Government does not perform "the same role" of building up social capital at a truly grassroots level, unfortunately. Not even close. And the jury is still out wrt. non-religious social organizations, though some do appear to help quite a bit along those same lines, viz. labor unions and perhaps similar "interest-focused" mass groups.


"The jury is still out"? On what, the Rotary club?

Your underlying assumption that churches are unique as providers of social capital in modern society is... peculiar. The fact that churches are tax-exempt is a consequence of the dominant position of the Catholic church in the middle ages, and the compromises made in the subsequent struggle to remove the church bureaucracy from the government.

I expect that as religiousness across the US population declines, churches will gradually be required to behave more like other non-profits.

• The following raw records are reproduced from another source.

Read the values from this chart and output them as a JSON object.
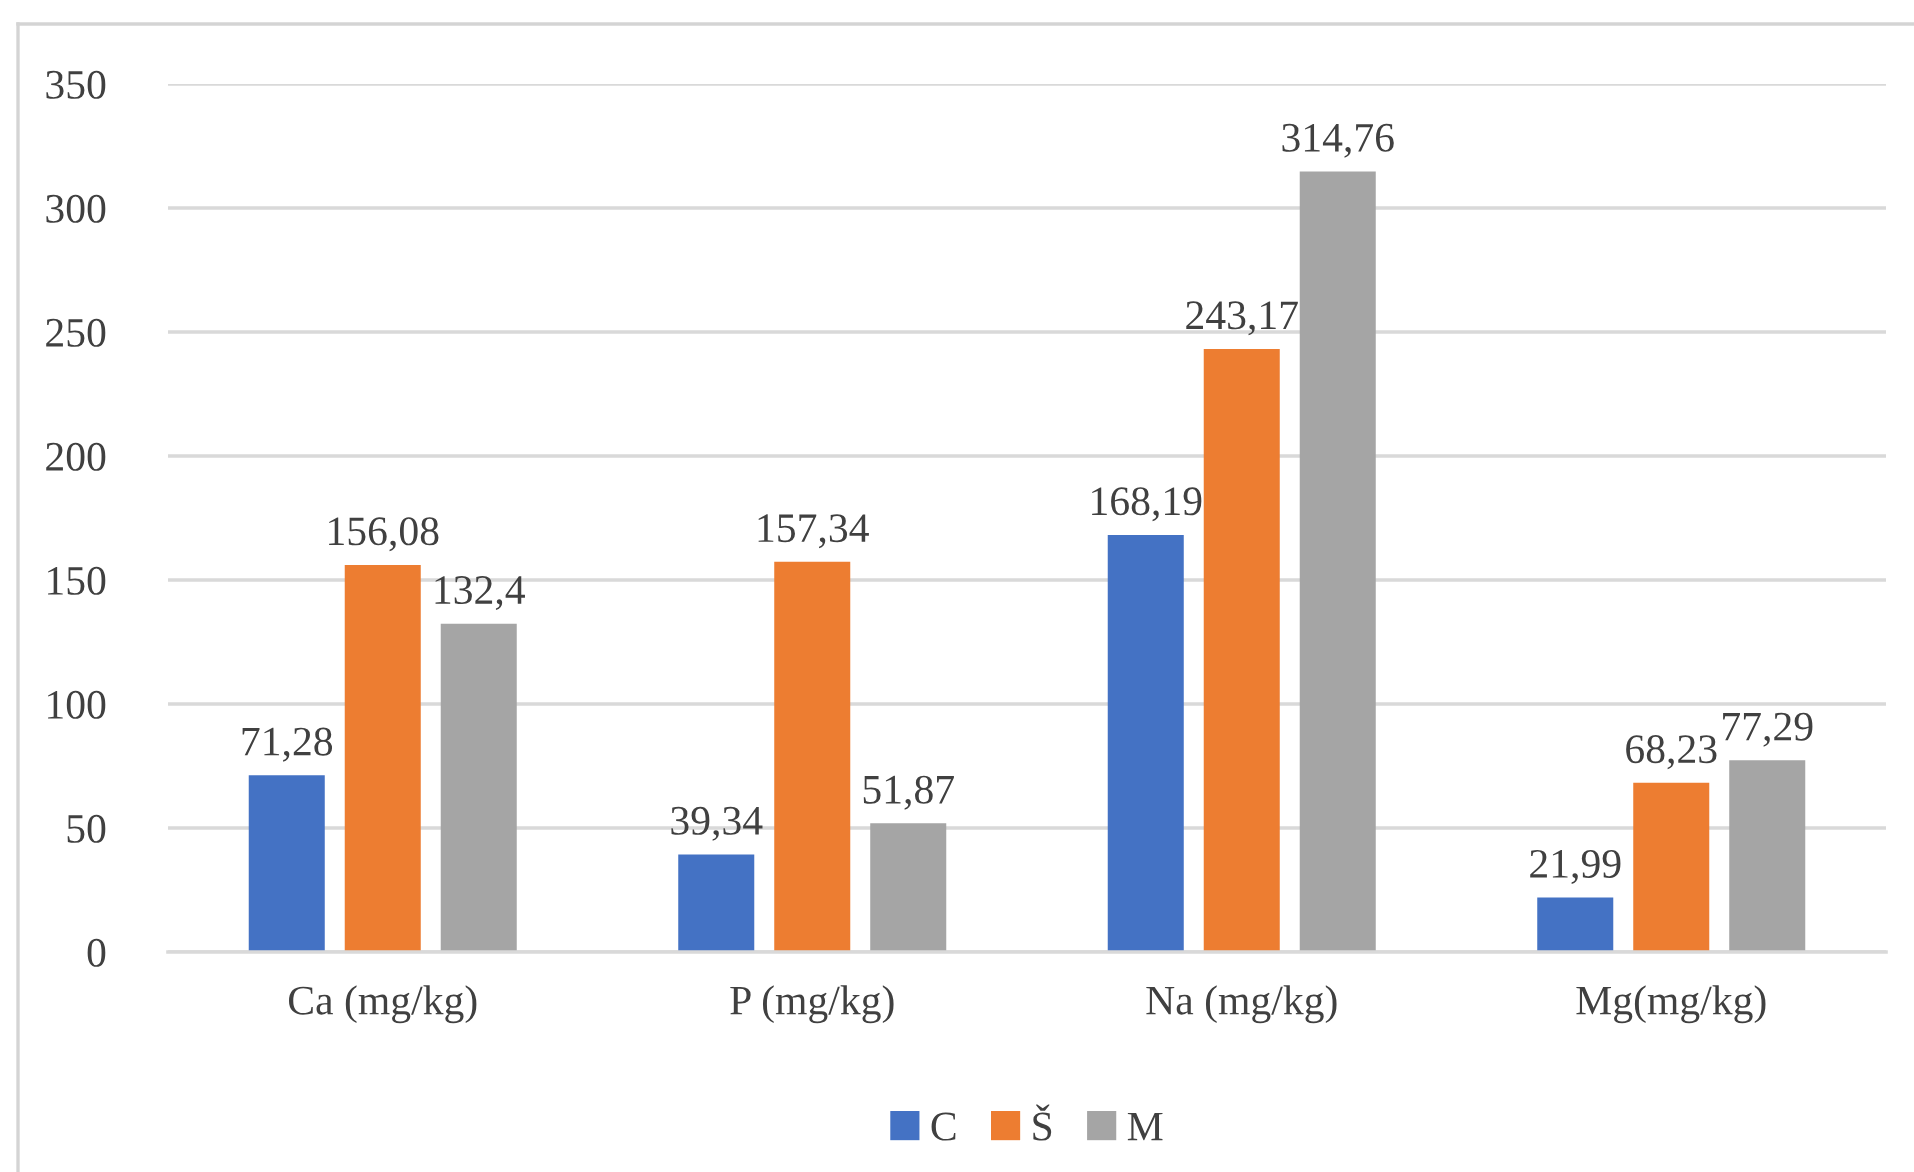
{
  "chart_data": {
    "type": "bar",
    "categories": [
      "Ca (mg/kg)",
      "P (mg/kg)",
      "Na (mg/kg)",
      "Mg(mg/kg)"
    ],
    "series": [
      {
        "name": "C",
        "color": "#4472c4",
        "values": [
          71.28,
          39.34,
          168.19,
          21.99
        ],
        "value_labels": [
          "71,28",
          "39,34",
          "168,19",
          "21,99"
        ]
      },
      {
        "name": "Š",
        "color": "#ed7d31",
        "values": [
          156.08,
          157.34,
          243.17,
          68.23
        ],
        "value_labels": [
          "156,08",
          "157,34",
          "243,17",
          "68,23"
        ]
      },
      {
        "name": "M",
        "color": "#a5a5a5",
        "values": [
          132.4,
          51.87,
          314.76,
          77.29
        ],
        "value_labels": [
          "132,4",
          "51,87",
          "314,76",
          "77,29"
        ]
      }
    ],
    "ylim": [
      0,
      350
    ],
    "yticks": [
      0,
      50,
      100,
      150,
      200,
      250,
      300,
      350
    ],
    "grid": "y",
    "legend": "bottom"
  }
}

But that will probably take many decades.


“ and also protects the most vulnerable against marginalization and oppression“

I hear this a great deal, but would love some actual numbers to back it up. My own experience supports that this is true in a limited way for members of the church going through a discrete crisis, but pales in comparison to the good done by, for instance, WIC and SNAP.


> Religious orgs are a time-tested model for providing sustainable and widespread social cohesion, which is a huge positive externality and also protects the most vulnerable against marginalization and oppression.

See women’s rights, gay and other sexual orientation rights, minority rights, catholic pedophilia, Mormon multiple wife and underage nonsense, Scientology, etc.

It provides a certain tribe a tax exemption, that may or may not do good deeds with it. No reason to provide any tax exemption (not that anyone should have one in the first place).


> Religious orgs are a time-tested model for providing sustainable and widespread social cohesion

I think we have read different history books.


Any sources on that? The genocide of pagans in the dark ages and the persecution of Jews by Muslims among other events point me to believe the opposite.